The 23rd edition of the TOP500 list of the world’s fastest supercomputers was released today at the International Supercomputer Conference in Heidelberg, Germany.
The Earth Simulator supercomputer, built by NEC and installed in 2002 at the Earth Simulator Center in Yokohama, Japan, with its Linpack benchmark performance of 35.86 Tflop/s ('teraflops' or trillions of calculations per second), retains the No. 1 position. However, the other positions in the top 10 showed significant changes, including the first-ever Chinese entry in the top 10.

The TOP500 list is published twice yearly. It is based on the Linpack benchmark, which measures a computer’s floating-point rate of executing linear equations and is expressed in Gigaflops (Gflop/s) or billions of floating point operations per second.
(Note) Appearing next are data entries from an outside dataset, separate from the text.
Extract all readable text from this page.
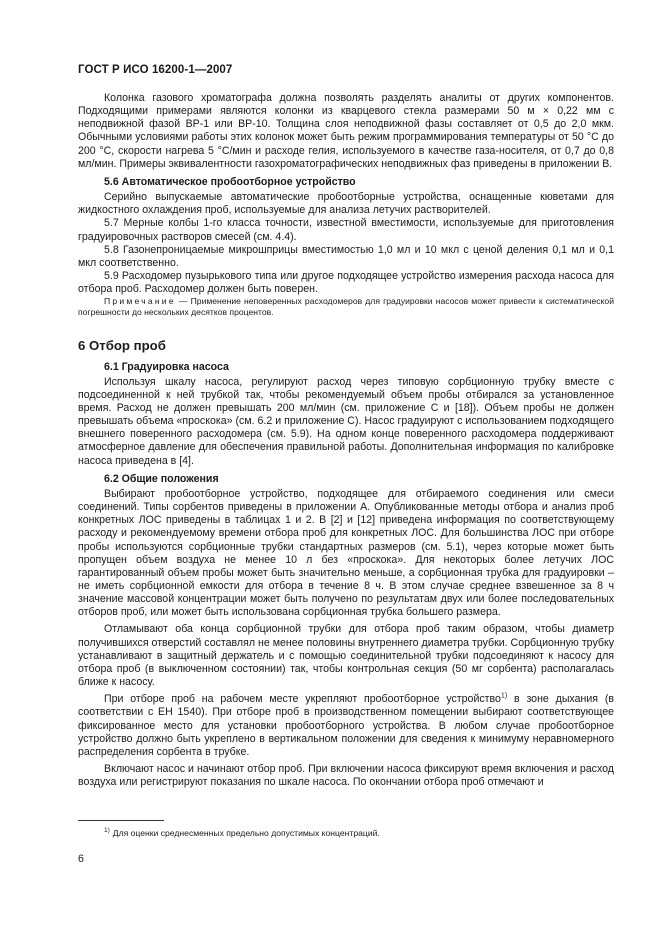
ГОСТ Р ИСО 16200-1—2007

Колонка газового хроматографа должна позволять разделять аналиты от других компонентов. Подходящими примерами являются колонки из кварцевого стекла размерами 50 м × 0,22 мм с неподвижной фазой ВР-1 или ВР-10. Толщина слоя неподвижной фазы составляет от 0,5 до 2,0 мкм. Обычными условиями работы этих колонок может быть режим программирования температуры от 50 °С до 200 °С, скорости нагрева 5 °С/мин и расходе гелия, используемого в качестве газа-носителя, от 0,7 до 0,8 мл/мин. Примеры эквивалентности газохроматографических неподвижных фаз приведены в приложении В.

5.6 Автоматическое пробоотборное устройство

Серийно выпускаемые автоматические пробоотборные устройства, оснащенные кюветами для жидкостного охлаждения проб, используемые для анализа летучих растворителей.

5.7 Мерные колбы 1-го класса точности, известной вместимости, используемые для приготовления градуировочных растворов смесей (см. 4.4).

5.8 Газонепроницаемые микрошприцы вместимостью 1,0 мл и 10 мкл с ценой деления 0,1 мл и 0,1 мкл соответственно.

5.9 Расходомер пузырькового типа или другое подходящее устройство измерения расхода насоса для отбора проб. Расходомер должен быть поверен.

Примечание — Применение неповеренных расходомеров для градуировки насосов может привести к систематической погрешности до нескольких десятков процентов.

6 Отбор проб
6.1 Градуировка насоса

Используя шкалу насоса, регулируют расход через типовую сорбционную трубку вместе с подсоединенной к ней трубкой так, чтобы рекомендуемый объем пробы отбирался за установленное время. Расход не должен превышать 200 мл/мин (см. приложение С и [18]). Объем пробы не должен превышать объема «проскока» (см. 6.2 и приложение С). Насос градуируют с использованием подходящего внешнего поверенного расходомера (см. 5.9). На одном конце поверенного расходомера поддерживают атмосферное давление для обеспечения правильной работы. Дополнительная информация по калибровке насоса приведена в [4].

6.2 Общие положения

Выбирают пробоотборное устройство, подходящее для отбираемого соединения или смеси соединений. Типы сорбентов приведены в приложении А. Опубликованные методы отбора и анализ проб конкретных ЛОС приведены в таблицах 1 и 2. В [2] и [12] приведена информация по соответствующему расходу и рекомендуемому времени отбора проб для конкретных ЛОС. Для большинства ЛОС при отборе пробы используются сорбционные трубки стандартных размеров (см. 5.1), через которые может быть пропущен объем воздуха не менее 10 л без «проскока». Для некоторых более летучих ЛОС гарантированный объем пробы может быть значительно меньше, а сорбционная трубка для градуировки – не иметь сорбционной емкости для отбора в течение 8 ч. В этом случае среднее взвешенное за 8 ч значение массовой концентрации может быть получено по результатам двух или более последовательных отборов проб, или может быть использована сорбционная трубка большего размера.

Отламывают оба конца сорбционной трубки для отбора проб таким образом, чтобы диаметр получившихся отверстий составлял не менее половины внутреннего диаметра трубки. Сорбционную трубку устанавливают в защитный держатель и с помощью соединительной трубки подсоединяют к насосу для отбора проб (в выключенном состоянии) так, чтобы контрольная секция (50 мг сорбента) располагалась ближе к насосу.

При отборе проб на рабочем месте укрепляют пробоотборное устройство$^{1)}$ в зоне дыхания (в соответствии с ЕН 1540). При отборе проб в производственном помещении выбирают соответствующее фиксированное место для установки пробоотборного устройства. В любом случае пробоотборное устройство должно быть укреплено в вертикальном положении для сведения к минимуму неравномерного распределения сорбента в трубке.

Включают насос и начинают отбор проб. При включении насоса фиксируют время включения и расход воздуха или регистрируют показания по шкале насоса. По окончании отбора проб отмечают и

$^{1)}$ Для оценки среднесменных предельно допустимых концентраций.
6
The number 10 supercomputer, built by Dawning and in service at Shanghai Supercomputer Center, comes in as the highest AMD Opteron processor-based system on the TOP500, operating at a maximal Linpac performance rate of 8,061 Gflop/s with a theoretical peak performance of 11,264 Gflop/s. Also appearing in the top 20 are a Los Alamos National Laboratory installation in the United States built by Linux Networx at number 11 and a system at the Grid Technology Research Center in Japan, built by IBM, at number 19.
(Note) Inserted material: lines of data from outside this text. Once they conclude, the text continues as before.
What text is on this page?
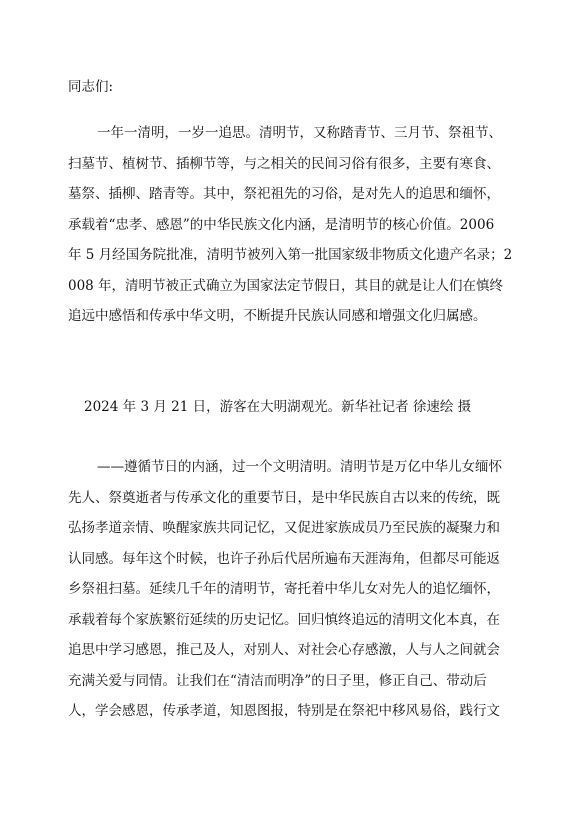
同志们:
一年一清明，一岁一追思。清明节，又称踏青节、三月节、祭祖节、
扫墓节、植树节、插柳节等，与之相关的民间习俗有很多，主要有寒食、
墓祭、插柳、踏青等。其中，祭祀祖先的习俗，是对先人的追思和缅怀，
承载着“忠孝、感恩”的中华民族文化内涵，是清明节的核心价值。2006
年 5 月经国务院批准，清明节被列入第一批国家级非物质文化遗产名录；2
008 年，清明节被正式确立为国家法定节假日，其目的就是让人们在慎终
追远中感悟和传承中华文明，不断提升民族认同感和增强文化归属感。
2024 年 3 月 21 日，游客在大明湖观光。新华社记者 徐速绘 摄
——遵循节日的内涵，过一个文明清明。清明节是万亿中华儿女缅怀
先人、祭奠逝者与传承文化的重要节日，是中华民族自古以来的传统，既
弘扬孝道亲情、唤醒家族共同记忆，又促进家族成员乃至民族的凝聚力和
认同感。每年这个时候，也许子孙后代居所遍布天涯海角，但都尽可能返
乡祭祖扫墓。延续几千年的清明节，寄托着中华儿女对先人的追忆缅怀，
承载着每个家族繁衍延续的历史记忆。回归慎终追远的清明文化本真，在
追思中学习感恩，推己及人，对别人、对社会心存感激，人与人之间就会
充满关爱与同情。让我们在“清洁而明净”的日子里，修正自己、带动后
人，学会感恩，传承孝道，知恩图报，特别是在祭祀中移风易俗，践行文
“The architectural design of the AMD Opteron processor makes it a popular choice in a scientific computing environment, especially as the trend toward clustering grows,” said Jack Dongarra, Distinguished Professor at the University of Tennessee and author of the Linpack benchmark. “AMD Opteron processors feature fast data throughput for computationally intensive applications.”

However, a total of 287 supercomputer systems are now using Intel processors. Six months ago, there were 189 Intel-based systems on the list and one year ago only 119. The second most common processors are IBM Power processor (75 systems) ahead of HP’s PA-RISC processors (57) and AMD processors (34).
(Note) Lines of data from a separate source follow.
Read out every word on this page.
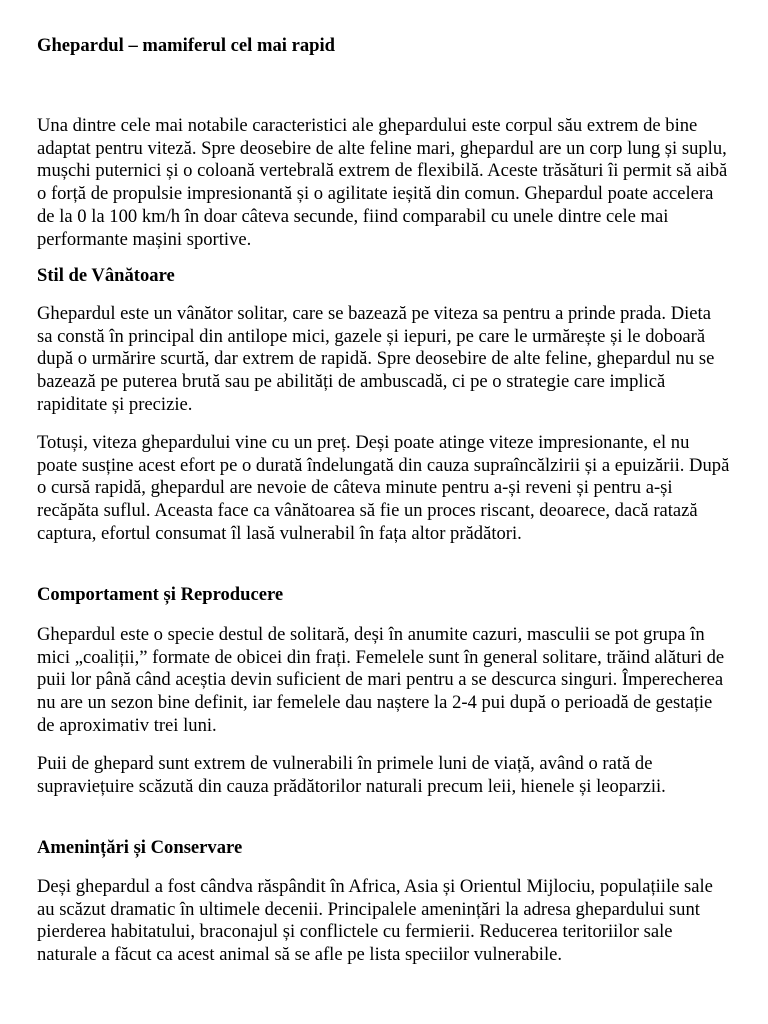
Ghepardul – mamiferul cel mai rapid

Una dintre cele mai notabile caracteristici ale ghepardului este corpul său extrem de bine adaptat pentru viteză. Spre deosebire de alte feline mari, ghepardul are un corp lung și suplu, mușchi puternici și o coloană vertebrală extrem de flexibilă. Aceste trăsături îi permit să aibă o forță de propulsie impresionantă și o agilitate ieșită din comun. Ghepardul poate accelera de la 0 la 100 km/h în doar câteva secunde, fiind comparabil cu unele dintre cele mai performante mașini sportive.

Stil de Vânătoare

Ghepardul este un vânător solitar, care se bazează pe viteza sa pentru a prinde prada. Dieta sa constă în principal din antilope mici, gazele și iepuri, pe care le urmărește și le doboară după o urmărire scurtă, dar extrem de rapidă. Spre deosebire de alte feline, ghepardul nu se bazează pe puterea brută sau pe abilități de ambuscadă, ci pe o strategie care implică rapiditate și precizie.

Totuși, viteza ghepardului vine cu un preț. Deși poate atinge viteze impresionante, el nu poate susține acest efort pe o durată îndelungată din cauza supraîncălzirii și a epuizării. După o cursă rapidă, ghepardul are nevoie de câteva minute pentru a-și reveni și pentru a-și recăpăta suflul. Aceasta face ca vânătoarea să fie un proces riscant, deoarece, dacă ratază captura, efortul consumat îl lasă vulnerabil în fața altor prădători.

Comportament și Reproducere

Ghepardul este o specie destul de solitară, deși în anumite cazuri, masculii se pot grupa în mici „coaliții,” formate de obicei din frați. Femelele sunt în general solitare, trăind alături de puii lor până când aceștia devin suficient de mari pentru a se descurca singuri. Împerecherea nu are un sezon bine definit, iar femelele dau naștere la 2-4 pui după o perioadă de gestație de aproximativ trei luni.

Puii de ghepard sunt extrem de vulnerabili în primele luni de viață, având o rată de supraviețuire scăzută din cauza prădătorilor naturali precum leii, hienele și leoparzii.

Amenințări și Conservare

Deși ghepardul a fost cândva răspândit în Africa, Asia și Orientul Mijlociu, populațiile sale au scăzut dramatic în ultimele decenii. Principalele amenințări la adresa ghepardului sunt pierderea habitatului, braconajul și conflictele cu fermierii. Reducerea teritoriilor sale naturale a făcut ca acest animal să se afle pe lista speciilor vulnerabile.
At present, IBM and Hewlett-Packard sell the bulk of systems at all performance levels of the TOP500. IBM became clear leader in this edition of the TOP500 list with 44.80 percent of the systems and 50.12 percent of installed performance. HP is second with 28 percent of the systems and 18.5 percent of total performance. No other manufacturer is able to capture more than 6 percent in any category.